Ayacucho, Alfredo Pita

En 1991, Vicente se rend au Pérou à Ayacucho où non loin, en 1983, des collègues journalistes ont été tués par le Sentier Lumineux. Avec l'aide de deux amis il mène sa propre enquête


Bizarrement, lorsque Vicente arrive à Ayacucho, il pense que la ville porte mal son nom. Celle qui signifie le recoin des morts en langue quechua semble être un lieu paisible et discret. On a du mal à croire que les montagnes alentours abritent tant de drames.
"Me voici à Ayacucho, au milieu d'une implacable guerre souterraine qui dévaste la région et dont je n'ai pas aperçu le moindre signe pour le moment, ce qui est normal, je viens d'arriver".
Et pourtant les assassinats n'ont pas cessé depuis 1983. Pis, le conflit s'est transformé en véritable guerre entre l'armée et le Sentier Lumineux, dans lequel l'Eglise s'est incrustée, comme lui expliquent ses amis Luis et Max, habitants d'Ayacucho et journalistes sous surveillance.
"Les militants du Sentier voulaient faire table rase de toutes ces idées et de l'ordre imposée par Lima et l'Occident. Leur but était de faire entrer le Pérou dans un avenir radieux et asiatique, dans un monde improbable, rouge, uniforme, discipliné, obéissant, archaïque et moderne en même temps".
Quand Vicente réussit à rencontrer Monseigneur Crispin, il comprend vite que ce dernier ne lui dit pas tout, et sous couvert de religion, couvre les exactions qui ont lieux dans les villages montagnards. Des familles entières de villageois ont été abattus froidement sous prétexte qu'il se trouvait au milieu des combats entre les deux armées ou en guise de représailles. La cousine de Luis a survécu à l'une de ces exactions où elle y a perdu sa famille entière. Pour se venger, elle a réussi à être dans les petits papiers de ceux qui tirent les ficelles et informe son cousin au péril de sa sécurité.

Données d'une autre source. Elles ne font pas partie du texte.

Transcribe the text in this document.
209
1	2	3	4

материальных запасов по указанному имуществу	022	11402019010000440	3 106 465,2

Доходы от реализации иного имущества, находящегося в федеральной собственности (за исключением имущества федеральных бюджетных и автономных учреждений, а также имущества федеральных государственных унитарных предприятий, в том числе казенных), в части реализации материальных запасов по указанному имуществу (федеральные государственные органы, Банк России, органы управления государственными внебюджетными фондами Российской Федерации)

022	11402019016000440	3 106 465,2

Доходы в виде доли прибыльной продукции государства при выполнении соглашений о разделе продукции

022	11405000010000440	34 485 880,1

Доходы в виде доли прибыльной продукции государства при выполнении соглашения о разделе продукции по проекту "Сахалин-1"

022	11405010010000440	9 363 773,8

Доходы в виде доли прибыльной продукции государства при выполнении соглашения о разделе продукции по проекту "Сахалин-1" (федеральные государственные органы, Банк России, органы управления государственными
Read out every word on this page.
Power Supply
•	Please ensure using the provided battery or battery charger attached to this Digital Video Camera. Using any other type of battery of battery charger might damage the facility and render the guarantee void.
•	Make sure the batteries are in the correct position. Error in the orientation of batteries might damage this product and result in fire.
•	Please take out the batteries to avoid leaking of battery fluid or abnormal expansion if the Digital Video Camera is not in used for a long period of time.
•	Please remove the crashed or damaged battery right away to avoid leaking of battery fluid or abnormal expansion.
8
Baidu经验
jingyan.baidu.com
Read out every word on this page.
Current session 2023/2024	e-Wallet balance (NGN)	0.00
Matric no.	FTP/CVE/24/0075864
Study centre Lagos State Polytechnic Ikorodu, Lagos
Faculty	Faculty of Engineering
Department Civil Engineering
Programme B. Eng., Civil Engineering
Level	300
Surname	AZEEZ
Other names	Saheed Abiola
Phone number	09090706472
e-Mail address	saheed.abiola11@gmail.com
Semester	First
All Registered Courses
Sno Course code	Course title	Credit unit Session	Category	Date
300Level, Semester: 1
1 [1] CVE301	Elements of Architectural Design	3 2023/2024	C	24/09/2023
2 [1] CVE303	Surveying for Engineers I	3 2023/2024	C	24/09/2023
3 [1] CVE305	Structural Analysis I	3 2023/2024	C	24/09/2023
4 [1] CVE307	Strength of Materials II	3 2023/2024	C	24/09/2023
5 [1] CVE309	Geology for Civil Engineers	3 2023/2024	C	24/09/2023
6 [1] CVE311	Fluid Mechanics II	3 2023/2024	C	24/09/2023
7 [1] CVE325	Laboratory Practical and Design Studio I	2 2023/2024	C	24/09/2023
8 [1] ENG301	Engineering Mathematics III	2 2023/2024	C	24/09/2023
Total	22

Vicente est lui aussi surveillé. Les espions sont partout et les habitants d'Ayacucho sont très -trop ?- discrets et taiseux. N'empêche qu'il affectionne ses entretiens avec le Père Heredia, un espagnol comme lui, qui lui fournit au fur et à mesure un autre regard sur les événements et l'attitude de chacun des protagonistes. L'Eglise a certes sa part de responsabilité mais les autres ne sont pas non plus innocents...


Luis, Max et Vicente s'enfoncent de pus en plus dans cette guerre sale et obscure, dans laquelle on ne retrouve jamais les corps  des suppliciés. Et si eux aussi étaient les futures victimes de cet engrenage infernal ?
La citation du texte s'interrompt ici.